Le Mémorial de la Shoah consacre jusqu'au 8 mars 2011 une exposition à l'écrivain Irène Nemirovsky, née à Kiev et morte à Auschwitz, qui fut une des figures de la vie littéraire française de l'entre-deux guerres, dont certains écrits ont été taxés d'antisémitisme.

Après des années de relatif oubli, elle a reçu le prix Renaudot à titre posthume en 2004 pour Suite française (Denoël), un roman-récit sur l'Occupation et l'exode dont le manuscrit avait été retrouvé incidemment par sa fille dans une petite malle oubliée.

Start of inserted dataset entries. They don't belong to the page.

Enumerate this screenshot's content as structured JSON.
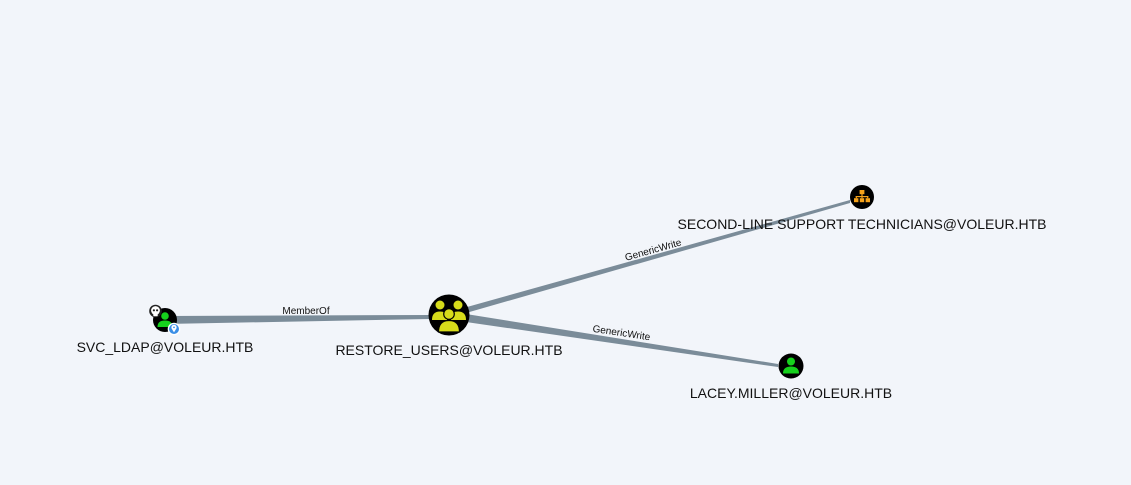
{
  "graph": {
    "nodes": {
      "svc_ldap": {
        "label": "SVC_LDAP@VOLEUR.HTB",
        "type": "user",
        "icon": "user-icon",
        "badges": [
          "skull-icon",
          "location-pin-icon"
        ],
        "colors": {
          "glyph": "#16d11d",
          "ring": "#000000",
          "badge": "#3a8ee6"
        }
      },
      "restore_users": {
        "label": "RESTORE_USERS@VOLEUR.HTB",
        "type": "group",
        "icon": "group-icon",
        "colors": {
          "glyph": "#d7dc1a",
          "ring": "#000000"
        }
      },
      "second_line": {
        "label": "SECOND-LINE SUPPORT TECHNICIANS@VOLEUR.HTB",
        "type": "ou",
        "icon": "org-chart-icon",
        "colors": {
          "glyph": "#f5a21a",
          "ring": "#000000"
        }
      },
      "lacey_miller": {
        "label": "LACEY.MILLER@VOLEUR.HTB",
        "type": "user",
        "icon": "user-icon",
        "colors": {
          "glyph": "#16d11d",
          "ring": "#000000"
        }
      }
    },
    "edges": {
      "member_of": {
        "label": "MemberOf",
        "from": "svc_ldap",
        "to": "restore_users"
      },
      "generic_write_1": {
        "label": "GenericWrite",
        "from": "restore_users",
        "to": "second_line"
      },
      "generic_write_2": {
        "label": "GenericWrite",
        "from": "restore_users",
        "to": "lacey_miller"
      }
    },
    "colors": {
      "background": "#f2f5fa",
      "edge": "#7b8c99"
    }
  }
}
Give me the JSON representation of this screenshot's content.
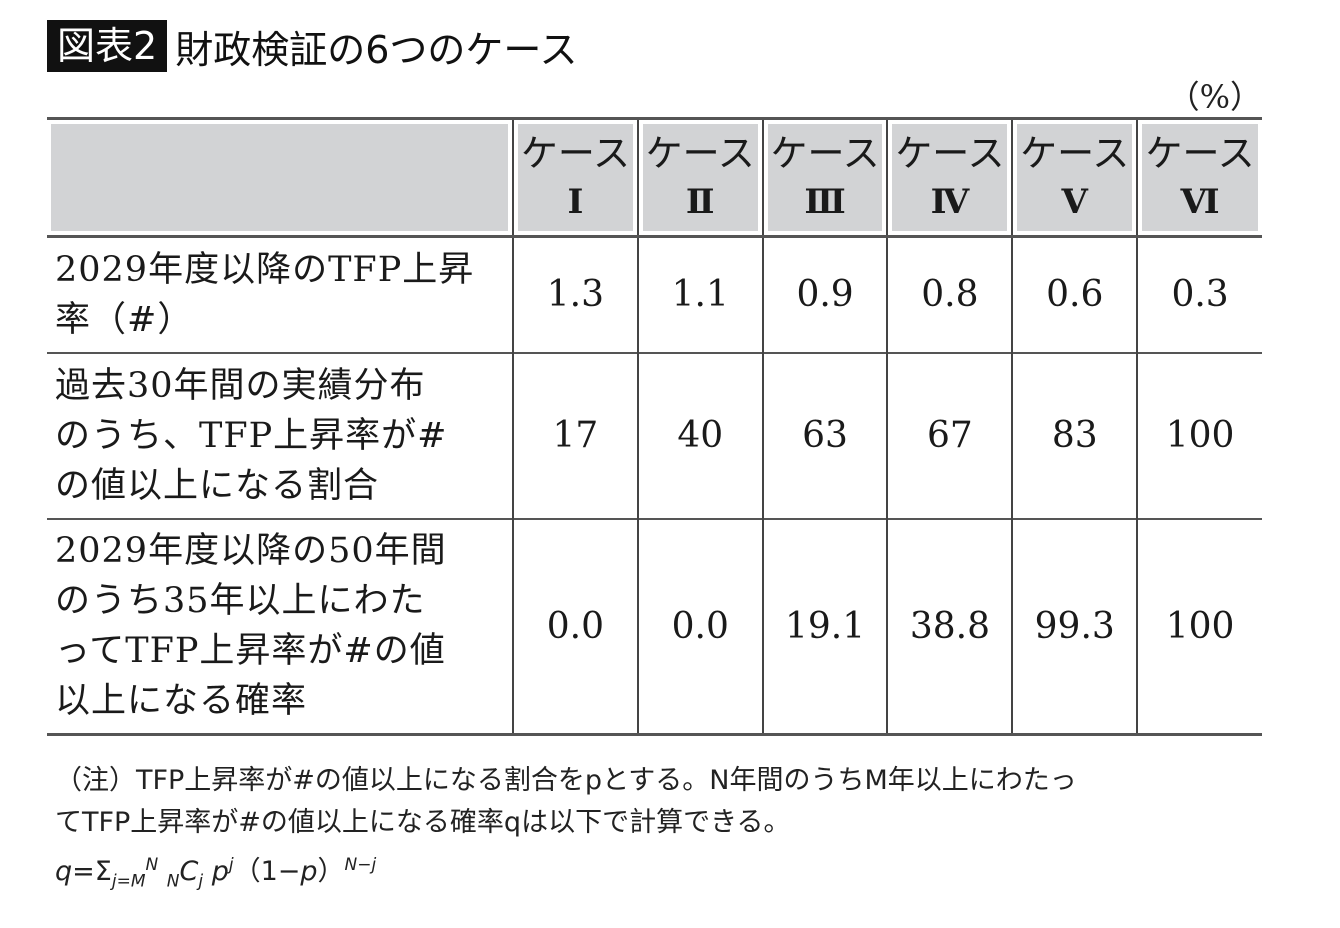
{
  "title": {
    "badge": "図表2",
    "text": "財政検証の6つのケース"
  },
  "unit": "（%）",
  "table": {
    "columns": [
      {
        "label": "ケース",
        "roman": "Ⅰ"
      },
      {
        "label": "ケース",
        "roman": "Ⅱ"
      },
      {
        "label": "ケース",
        "roman": "Ⅲ"
      },
      {
        "label": "ケース",
        "roman": "Ⅳ"
      },
      {
        "label": "ケース",
        "roman": "Ⅴ"
      },
      {
        "label": "ケース",
        "roman": "Ⅵ"
      }
    ],
    "rows": [
      {
        "label_lines": [
          "2029年度以降のTFP上昇",
          "率（#）"
        ],
        "values": [
          "1.3",
          "1.1",
          "0.9",
          "0.8",
          "0.6",
          "0.3"
        ]
      },
      {
        "label_lines": [
          "過去30年間の実績分布",
          "のうち、TFP上昇率が#",
          "の値以上になる割合"
        ],
        "values": [
          "17",
          "40",
          "63",
          "67",
          "83",
          "100"
        ]
      },
      {
        "label_lines": [
          "2029年度以降の50年間",
          "のうち35年以上にわた",
          "ってTFP上昇率が#の値",
          "以上になる確率"
        ],
        "values": [
          "0.0",
          "0.0",
          "19.1",
          "38.8",
          "99.3",
          "100"
        ]
      }
    ]
  },
  "notes": {
    "line1": "（注）TFP上昇率が#の値以上になる割合をpとする。N年間のうちM年以上にわたっ",
    "line2": "てTFP上昇率が#の値以上になる確率qは以下で計算できる。",
    "formula": "q=Σ_{j=M}^{N} _NC_j p^j（1−p）^{N−j}"
  }
}
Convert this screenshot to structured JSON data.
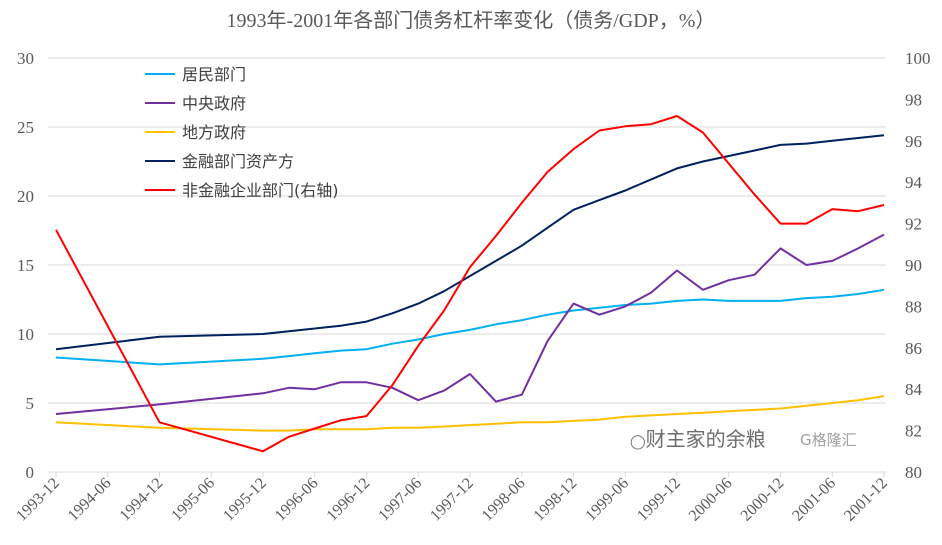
{
  "chart_data": {
    "type": "line",
    "title": "1993年-2001年各部门债务杠杆率变化（债务/GDP，%）",
    "x": [
      "1993-12",
      "1994-12",
      "1995-12",
      "1996-03",
      "1996-06",
      "1996-09",
      "1996-12",
      "1997-03",
      "1997-06",
      "1997-09",
      "1997-12",
      "1998-03",
      "1998-06",
      "1998-09",
      "1998-12",
      "1999-03",
      "1999-06",
      "1999-09",
      "1999-12",
      "2000-03",
      "2000-06",
      "2000-09",
      "2000-12",
      "2001-03",
      "2001-06",
      "2001-09",
      "2001-12"
    ],
    "x_tick_labels": [
      "1993-12",
      "1994-06",
      "1994-12",
      "1995-06",
      "1995-12",
      "1996-06",
      "1996-12",
      "1997-06",
      "1997-12",
      "1998-06",
      "1998-12",
      "1999-06",
      "1999-12",
      "2000-06",
      "2000-12",
      "2001-06",
      "2001-12"
    ],
    "y_left": {
      "range": [
        0,
        30
      ],
      "ticks": [
        0,
        5,
        10,
        15,
        20,
        25,
        30
      ]
    },
    "y_right": {
      "range": [
        80,
        100
      ],
      "ticks": [
        80,
        82,
        84,
        86,
        88,
        90,
        92,
        94,
        96,
        98,
        100
      ]
    },
    "grid": true,
    "legend_position": "top-left",
    "series": [
      {
        "name": "居民部门",
        "axis": "left",
        "color": "#00B0F0",
        "values": [
          8.3,
          7.8,
          8.2,
          8.4,
          8.6,
          8.8,
          8.9,
          9.3,
          9.6,
          10.0,
          10.3,
          10.7,
          11.0,
          11.4,
          11.7,
          11.9,
          12.1,
          12.2,
          12.4,
          12.5,
          12.4,
          12.4,
          12.4,
          12.6,
          12.7,
          12.9,
          13.2
        ]
      },
      {
        "name": "中央政府",
        "axis": "left",
        "color": "#7030A0",
        "values": [
          4.2,
          4.9,
          5.7,
          6.1,
          6.0,
          6.5,
          6.5,
          6.1,
          5.2,
          5.9,
          7.1,
          5.1,
          5.6,
          9.5,
          12.2,
          11.4,
          12.0,
          13.0,
          14.6,
          13.2,
          13.9,
          14.3,
          16.2,
          15.0,
          15.3,
          16.2,
          17.2
        ]
      },
      {
        "name": "地方政府",
        "axis": "left",
        "color": "#FFC000",
        "values": [
          3.6,
          3.2,
          3.0,
          3.0,
          3.1,
          3.1,
          3.1,
          3.2,
          3.2,
          3.3,
          3.4,
          3.5,
          3.6,
          3.6,
          3.7,
          3.8,
          4.0,
          4.1,
          4.2,
          4.3,
          4.4,
          4.5,
          4.6,
          4.8,
          5.0,
          5.2,
          5.5
        ]
      },
      {
        "name": "金融部门资产方",
        "axis": "left",
        "color": "#002060",
        "values": [
          8.9,
          9.8,
          10.0,
          10.2,
          10.4,
          10.6,
          10.9,
          11.5,
          12.2,
          13.1,
          14.2,
          15.3,
          16.4,
          17.7,
          19.0,
          19.7,
          20.4,
          21.2,
          22.0,
          22.5,
          22.9,
          23.3,
          23.7,
          23.8,
          24.0,
          24.2,
          24.4
        ]
      },
      {
        "name": "非金融企业部门(右轴)",
        "axis": "right",
        "color": "#FF0000",
        "values": [
          91.7,
          82.4,
          81.0,
          81.7,
          82.1,
          82.5,
          82.7,
          84.2,
          86.1,
          87.8,
          89.9,
          91.4,
          93.0,
          94.5,
          95.6,
          96.5,
          96.7,
          96.8,
          97.2,
          96.4,
          94.9,
          93.4,
          92.0,
          92.0,
          92.7,
          92.6,
          92.9
        ]
      }
    ]
  },
  "watermarks": {
    "wechat": "财主家的余粮",
    "brand": "格隆汇"
  }
}
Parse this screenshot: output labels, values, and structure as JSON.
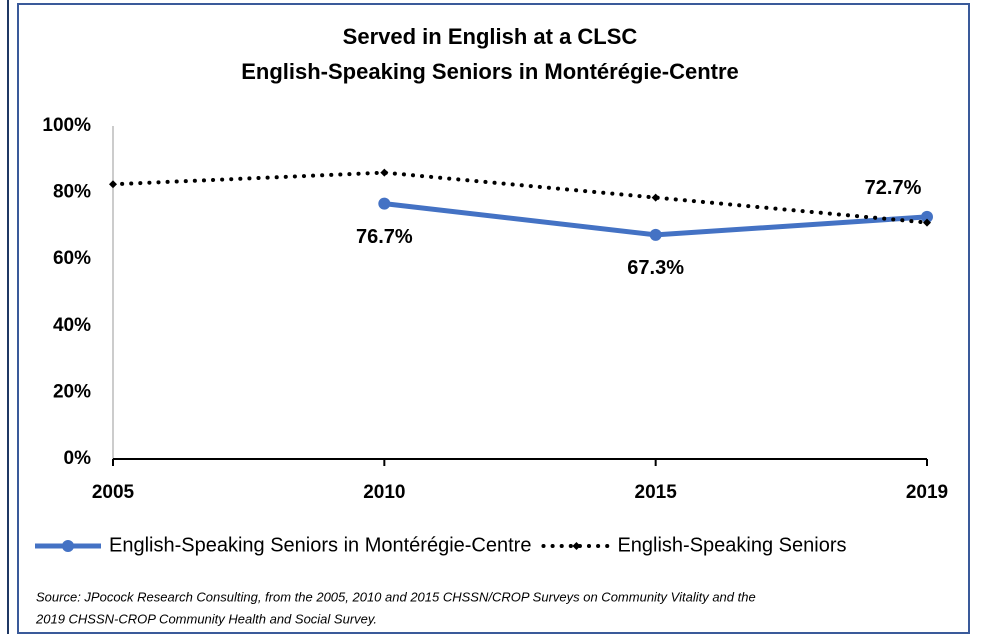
{
  "chart_data": {
    "type": "line",
    "title": [
      "Served in English at a CLSC",
      "English-Speaking Seniors in Montérégie-Centre"
    ],
    "categories": [
      "2005",
      "2010",
      "2015",
      "2019"
    ],
    "series": [
      {
        "name": "English-Speaking Seniors in Montérégie-Centre",
        "color": "#4472c4",
        "style": "solid",
        "values": [
          null,
          76.7,
          67.3,
          72.7
        ],
        "value_labels": [
          null,
          "76.7%",
          "67.3%",
          "72.7%"
        ]
      },
      {
        "name": "English-Speaking Seniors",
        "color": "#000000",
        "style": "dotted",
        "values": [
          82.5,
          86,
          78.5,
          71
        ]
      }
    ],
    "ylim": [
      0,
      100
    ],
    "yticks": [
      {
        "value": 0,
        "label": "0%"
      },
      {
        "value": 20,
        "label": "20%"
      },
      {
        "value": 40,
        "label": "40%"
      },
      {
        "value": 60,
        "label": "60%"
      },
      {
        "value": 80,
        "label": "80%"
      },
      {
        "value": 100,
        "label": "100%"
      }
    ],
    "legend": "bottom",
    "source": [
      "Source: JPocock Research Consulting, from the 2005, 2010  and 2015  CHSSN/CROP Surveys on Community Vitality and the",
      "2019  CHSSN-CROP Community Health and Social Survey."
    ]
  }
}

L'exposition, intitulée "Il me semble parfois que je suis étrangère", retrace le bref destin de cette jeune femme brillante, née dans l'opulence d'une famille de banquiers, auteur reconnu et célébré d'une vingtaine de romans, obligée finalement de se cacher et d'écrire sous un pseudo des nouvelles "alimentaires", avant d'être rattrapée par le statut des juifs et déportée en 1942 à l'âge de 39 ans, après sa conversion au catholicisme.

L'exposition présente environ 250 documents, brouillons, lettres, photos, articles, le manuscrit de Suite française et aussi des textes plus ou moins autobiographiques, écrits en français et parsemés de mots russes ou anglais dont elle se servait ensuite pour ses romans. Y figure aussi une lettre au maréchal Pétain, dans laquelle elle lui demande sa protection et à laquelle il n'a pas répondu.

L'exposition s'ordonne en quatre parties retraçant les épisodes de la vie de l'écrivain, successivement russe, française, apatride et juive. En revanche, ses démarches pour obtenir la naturalisation française n'ont jamais abouti en dépit du soutien de ses éditeurs.

On peut lire aussi la liste des 119 femmes du convoi parti du camp de Pithiviers à destination d'Auschwitz, sur laquelle elle est identifiée comme "Epstein Irène Nemirovsky, femme de lettres". Elle est morte un mois plus tard du typhus.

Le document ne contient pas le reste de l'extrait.